Quizás ella tuvo más romances a lo largo de su vida y no te lo contó todo, se pronunció el mayor al padre, mientras los llevaba al colegio. Ya tenía una edad como para insinuar con picardía. Sin embargo, nunca hallaron la ocasión apropiada. ¡Cuán diferente hubiera sido todo si no se hubieran salido de la carretera!
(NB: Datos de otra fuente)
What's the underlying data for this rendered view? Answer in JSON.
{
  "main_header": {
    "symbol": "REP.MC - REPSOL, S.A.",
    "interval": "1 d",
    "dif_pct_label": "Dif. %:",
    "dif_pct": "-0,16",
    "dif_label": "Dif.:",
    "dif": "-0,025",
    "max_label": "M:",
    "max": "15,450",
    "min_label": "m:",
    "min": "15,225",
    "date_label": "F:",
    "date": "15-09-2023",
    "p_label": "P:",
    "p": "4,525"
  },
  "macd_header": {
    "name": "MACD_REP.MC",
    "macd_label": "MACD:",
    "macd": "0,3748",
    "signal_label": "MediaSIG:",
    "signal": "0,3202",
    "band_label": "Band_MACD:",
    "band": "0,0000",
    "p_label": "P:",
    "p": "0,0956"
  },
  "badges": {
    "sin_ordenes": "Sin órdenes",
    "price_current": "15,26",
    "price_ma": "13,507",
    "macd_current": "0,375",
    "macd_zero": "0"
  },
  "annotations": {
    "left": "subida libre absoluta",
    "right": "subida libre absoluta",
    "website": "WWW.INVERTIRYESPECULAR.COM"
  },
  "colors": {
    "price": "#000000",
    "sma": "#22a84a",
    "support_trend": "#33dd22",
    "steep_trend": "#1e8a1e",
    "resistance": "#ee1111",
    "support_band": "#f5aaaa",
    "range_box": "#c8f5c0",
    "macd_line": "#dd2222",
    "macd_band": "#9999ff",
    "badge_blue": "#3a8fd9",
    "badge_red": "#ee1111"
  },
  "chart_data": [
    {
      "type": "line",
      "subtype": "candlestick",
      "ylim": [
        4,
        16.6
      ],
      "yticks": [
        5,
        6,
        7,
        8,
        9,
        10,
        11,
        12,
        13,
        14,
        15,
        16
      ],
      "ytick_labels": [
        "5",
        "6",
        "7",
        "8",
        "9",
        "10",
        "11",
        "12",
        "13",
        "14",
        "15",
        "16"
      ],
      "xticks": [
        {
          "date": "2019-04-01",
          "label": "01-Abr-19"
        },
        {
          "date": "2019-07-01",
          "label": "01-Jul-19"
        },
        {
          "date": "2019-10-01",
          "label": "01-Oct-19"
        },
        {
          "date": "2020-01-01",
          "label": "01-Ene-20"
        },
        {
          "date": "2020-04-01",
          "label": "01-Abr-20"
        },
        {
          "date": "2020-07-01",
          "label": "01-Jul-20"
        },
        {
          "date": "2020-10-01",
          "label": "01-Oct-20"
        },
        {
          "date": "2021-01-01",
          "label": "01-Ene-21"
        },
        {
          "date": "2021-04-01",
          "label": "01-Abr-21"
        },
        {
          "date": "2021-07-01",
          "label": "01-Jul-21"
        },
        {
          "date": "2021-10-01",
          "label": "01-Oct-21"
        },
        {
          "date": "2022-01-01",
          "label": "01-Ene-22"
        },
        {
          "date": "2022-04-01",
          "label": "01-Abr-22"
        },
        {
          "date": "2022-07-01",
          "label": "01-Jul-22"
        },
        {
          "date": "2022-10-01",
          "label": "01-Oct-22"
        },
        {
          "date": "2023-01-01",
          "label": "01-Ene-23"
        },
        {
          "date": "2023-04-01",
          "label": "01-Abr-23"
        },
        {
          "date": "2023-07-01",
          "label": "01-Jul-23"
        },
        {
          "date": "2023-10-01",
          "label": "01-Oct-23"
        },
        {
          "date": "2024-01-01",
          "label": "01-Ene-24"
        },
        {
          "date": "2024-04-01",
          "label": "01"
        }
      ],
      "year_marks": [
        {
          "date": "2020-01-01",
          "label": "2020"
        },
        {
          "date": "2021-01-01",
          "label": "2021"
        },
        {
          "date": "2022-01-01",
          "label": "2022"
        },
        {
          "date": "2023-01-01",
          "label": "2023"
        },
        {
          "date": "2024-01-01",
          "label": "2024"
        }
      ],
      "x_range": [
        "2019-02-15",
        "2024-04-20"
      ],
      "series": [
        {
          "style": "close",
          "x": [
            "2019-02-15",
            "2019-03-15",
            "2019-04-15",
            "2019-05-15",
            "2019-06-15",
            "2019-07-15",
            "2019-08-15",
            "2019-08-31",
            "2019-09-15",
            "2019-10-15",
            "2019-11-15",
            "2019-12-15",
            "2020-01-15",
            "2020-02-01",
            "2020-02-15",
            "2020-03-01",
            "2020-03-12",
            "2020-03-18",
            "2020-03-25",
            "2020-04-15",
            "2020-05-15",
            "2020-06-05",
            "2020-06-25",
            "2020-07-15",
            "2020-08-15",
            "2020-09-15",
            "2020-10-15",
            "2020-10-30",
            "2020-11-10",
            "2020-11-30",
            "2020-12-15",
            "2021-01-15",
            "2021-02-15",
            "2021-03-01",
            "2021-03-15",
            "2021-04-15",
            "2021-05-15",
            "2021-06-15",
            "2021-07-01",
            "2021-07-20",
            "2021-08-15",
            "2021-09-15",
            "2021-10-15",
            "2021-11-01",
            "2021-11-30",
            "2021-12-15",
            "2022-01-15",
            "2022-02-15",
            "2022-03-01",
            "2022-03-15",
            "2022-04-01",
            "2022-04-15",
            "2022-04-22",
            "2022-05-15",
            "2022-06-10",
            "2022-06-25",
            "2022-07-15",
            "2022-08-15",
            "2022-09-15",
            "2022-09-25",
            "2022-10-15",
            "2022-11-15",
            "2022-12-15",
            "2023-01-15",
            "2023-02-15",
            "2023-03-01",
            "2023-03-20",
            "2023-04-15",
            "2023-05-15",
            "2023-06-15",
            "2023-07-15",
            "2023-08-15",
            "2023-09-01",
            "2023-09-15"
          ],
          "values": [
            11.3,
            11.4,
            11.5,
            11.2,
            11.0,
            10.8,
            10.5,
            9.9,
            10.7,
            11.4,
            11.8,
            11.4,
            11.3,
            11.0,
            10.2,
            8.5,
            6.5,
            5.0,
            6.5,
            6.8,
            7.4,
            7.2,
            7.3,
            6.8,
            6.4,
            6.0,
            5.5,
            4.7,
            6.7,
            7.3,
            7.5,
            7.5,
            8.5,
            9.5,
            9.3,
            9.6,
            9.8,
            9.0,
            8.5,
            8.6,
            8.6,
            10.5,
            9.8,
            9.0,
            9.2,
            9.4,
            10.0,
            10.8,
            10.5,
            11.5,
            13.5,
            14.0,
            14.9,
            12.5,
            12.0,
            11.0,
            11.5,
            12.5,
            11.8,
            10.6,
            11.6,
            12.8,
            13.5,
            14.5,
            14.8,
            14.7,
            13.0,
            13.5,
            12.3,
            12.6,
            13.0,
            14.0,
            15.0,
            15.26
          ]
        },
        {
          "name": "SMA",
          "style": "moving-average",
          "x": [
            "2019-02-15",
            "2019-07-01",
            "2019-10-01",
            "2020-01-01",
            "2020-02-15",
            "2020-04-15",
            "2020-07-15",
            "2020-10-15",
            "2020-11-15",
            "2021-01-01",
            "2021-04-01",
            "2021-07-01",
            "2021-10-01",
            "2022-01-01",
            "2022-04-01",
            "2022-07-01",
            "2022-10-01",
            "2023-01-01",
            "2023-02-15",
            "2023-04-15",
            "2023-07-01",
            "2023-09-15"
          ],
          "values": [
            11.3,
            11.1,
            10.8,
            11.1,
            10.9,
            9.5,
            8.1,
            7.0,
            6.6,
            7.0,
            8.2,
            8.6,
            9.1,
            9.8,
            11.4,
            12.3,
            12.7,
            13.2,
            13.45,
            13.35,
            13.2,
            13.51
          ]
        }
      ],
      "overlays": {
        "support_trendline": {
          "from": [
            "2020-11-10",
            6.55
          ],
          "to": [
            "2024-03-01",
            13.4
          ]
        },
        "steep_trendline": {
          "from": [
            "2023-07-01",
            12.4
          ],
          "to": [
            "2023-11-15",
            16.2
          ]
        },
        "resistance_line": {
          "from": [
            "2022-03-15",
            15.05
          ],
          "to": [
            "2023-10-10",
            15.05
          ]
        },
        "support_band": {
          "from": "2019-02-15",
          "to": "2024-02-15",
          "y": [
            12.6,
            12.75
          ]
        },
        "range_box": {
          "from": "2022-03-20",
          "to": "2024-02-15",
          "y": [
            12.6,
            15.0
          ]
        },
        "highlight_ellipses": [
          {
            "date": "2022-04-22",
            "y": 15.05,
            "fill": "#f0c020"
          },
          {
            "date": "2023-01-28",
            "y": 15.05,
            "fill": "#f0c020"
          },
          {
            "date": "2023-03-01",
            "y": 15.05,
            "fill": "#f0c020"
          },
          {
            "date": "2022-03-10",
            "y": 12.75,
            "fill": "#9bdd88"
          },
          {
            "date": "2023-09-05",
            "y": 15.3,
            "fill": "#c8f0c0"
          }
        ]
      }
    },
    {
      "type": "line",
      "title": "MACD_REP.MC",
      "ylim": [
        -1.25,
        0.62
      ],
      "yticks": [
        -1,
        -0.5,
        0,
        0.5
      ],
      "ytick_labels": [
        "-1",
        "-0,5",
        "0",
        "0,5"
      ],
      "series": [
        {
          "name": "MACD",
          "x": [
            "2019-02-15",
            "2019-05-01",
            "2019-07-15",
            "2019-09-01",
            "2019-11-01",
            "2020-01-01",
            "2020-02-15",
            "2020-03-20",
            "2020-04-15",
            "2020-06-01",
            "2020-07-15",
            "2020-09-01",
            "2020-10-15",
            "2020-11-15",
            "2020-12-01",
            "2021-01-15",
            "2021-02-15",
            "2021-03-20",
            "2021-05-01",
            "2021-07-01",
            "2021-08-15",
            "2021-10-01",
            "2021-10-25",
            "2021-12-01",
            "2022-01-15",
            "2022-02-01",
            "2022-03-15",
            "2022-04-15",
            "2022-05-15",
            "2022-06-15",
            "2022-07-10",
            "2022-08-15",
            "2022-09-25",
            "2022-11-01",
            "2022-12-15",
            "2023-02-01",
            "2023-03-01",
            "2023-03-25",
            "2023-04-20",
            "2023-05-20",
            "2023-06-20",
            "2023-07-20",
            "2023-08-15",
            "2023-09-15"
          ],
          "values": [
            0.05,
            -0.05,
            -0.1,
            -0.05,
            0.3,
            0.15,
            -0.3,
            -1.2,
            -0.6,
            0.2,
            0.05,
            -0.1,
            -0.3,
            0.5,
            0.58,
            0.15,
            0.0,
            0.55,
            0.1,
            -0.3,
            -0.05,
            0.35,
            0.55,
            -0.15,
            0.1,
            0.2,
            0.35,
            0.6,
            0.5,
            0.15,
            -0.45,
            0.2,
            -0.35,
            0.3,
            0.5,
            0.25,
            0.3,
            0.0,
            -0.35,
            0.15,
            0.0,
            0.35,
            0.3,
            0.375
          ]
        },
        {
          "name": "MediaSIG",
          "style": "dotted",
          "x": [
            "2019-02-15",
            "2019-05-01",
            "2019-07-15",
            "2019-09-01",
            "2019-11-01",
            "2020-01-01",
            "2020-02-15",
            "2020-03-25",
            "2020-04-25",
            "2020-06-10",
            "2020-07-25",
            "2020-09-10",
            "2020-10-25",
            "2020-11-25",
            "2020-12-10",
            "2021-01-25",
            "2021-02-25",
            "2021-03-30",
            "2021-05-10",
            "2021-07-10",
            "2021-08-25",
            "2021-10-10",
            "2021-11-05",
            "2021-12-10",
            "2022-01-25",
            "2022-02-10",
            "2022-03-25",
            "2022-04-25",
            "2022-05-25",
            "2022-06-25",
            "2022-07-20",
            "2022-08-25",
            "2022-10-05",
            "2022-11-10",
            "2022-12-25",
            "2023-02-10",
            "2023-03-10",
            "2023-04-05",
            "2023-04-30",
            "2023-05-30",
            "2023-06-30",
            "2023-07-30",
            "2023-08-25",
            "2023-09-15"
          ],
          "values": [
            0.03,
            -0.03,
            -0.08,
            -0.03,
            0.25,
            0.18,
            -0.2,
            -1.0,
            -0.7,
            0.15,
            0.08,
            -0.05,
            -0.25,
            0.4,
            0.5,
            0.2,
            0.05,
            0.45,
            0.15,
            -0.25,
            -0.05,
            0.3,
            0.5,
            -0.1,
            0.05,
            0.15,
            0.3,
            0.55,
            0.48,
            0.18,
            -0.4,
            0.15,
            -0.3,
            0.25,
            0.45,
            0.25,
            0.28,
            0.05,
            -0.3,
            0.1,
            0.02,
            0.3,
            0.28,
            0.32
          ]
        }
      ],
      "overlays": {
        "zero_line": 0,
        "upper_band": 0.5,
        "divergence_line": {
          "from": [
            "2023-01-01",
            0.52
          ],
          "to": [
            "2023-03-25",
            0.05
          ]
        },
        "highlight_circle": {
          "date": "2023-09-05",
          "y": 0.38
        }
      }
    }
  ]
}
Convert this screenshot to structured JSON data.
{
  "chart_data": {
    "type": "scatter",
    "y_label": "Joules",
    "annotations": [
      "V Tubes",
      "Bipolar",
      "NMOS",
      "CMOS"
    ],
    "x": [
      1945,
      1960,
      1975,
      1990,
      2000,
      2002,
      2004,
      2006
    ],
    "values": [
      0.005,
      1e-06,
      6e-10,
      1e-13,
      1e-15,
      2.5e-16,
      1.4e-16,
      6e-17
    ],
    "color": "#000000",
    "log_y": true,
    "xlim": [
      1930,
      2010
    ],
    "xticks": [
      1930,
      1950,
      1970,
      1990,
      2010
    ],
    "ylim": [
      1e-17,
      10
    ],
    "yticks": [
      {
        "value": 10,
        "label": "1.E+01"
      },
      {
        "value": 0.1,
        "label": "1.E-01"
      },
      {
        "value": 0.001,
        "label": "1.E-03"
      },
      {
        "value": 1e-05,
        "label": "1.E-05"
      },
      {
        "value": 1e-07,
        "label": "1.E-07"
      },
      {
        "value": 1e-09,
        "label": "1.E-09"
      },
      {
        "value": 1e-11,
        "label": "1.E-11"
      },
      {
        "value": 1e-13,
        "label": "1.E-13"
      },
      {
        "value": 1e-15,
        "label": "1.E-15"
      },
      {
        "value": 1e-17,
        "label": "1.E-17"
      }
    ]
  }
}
La doctora salía de una guardia en el hospital, harta de historias de nuestro tiempo, cuyo último caso había consistido en atender a un joven con un bulto en el cuello en el quirófano. Una perla que apenas podría volver algún día a casa, con apenas dieciocho años. La abuela de setenta años lo había entendido, desempolvando recuerdos para hacerle más llevadero a la hija el trance, recuerdos que nadie quería que viesen la luz, pero necesarios.
Elisa no tenía esas lealtades inquebrantables, sí otras, como los amores imposibles y las traiciones imperdonables.
Se duchó, repasó la depilación, miró con extrañeza alguna de sus partes, comió algo y procedió a quedar con un hombre más mayor, delgado, de cabello escaso y blanco, elegantemente vestido. Así los pedía la mamá de origen español, que una vez fue soldado.
Haciendo tiempo, ella posó con mezquina satisfacción echando mano de lo que había en ese edificio de apartamentitos. Otras, con gafas de empollona y nariz respingona, o la que dibujaba una cruz en la frente con miel y rezaba una oración para que todo le saliera bien.
Los invitados y su efusividad, sobre todo en esas fechas, confundían más que ayudaban. Pero se necesitaban.
Dos horas más tarde ¡cuán diferente les era todo! Como las abejas siempre regresaban a su colmena, mandaban comer fruta a los hijos y les ponían los relojes en hora a los mariditos, pues todos los barcos necesitaban un capitán, los pequeños y los grandes.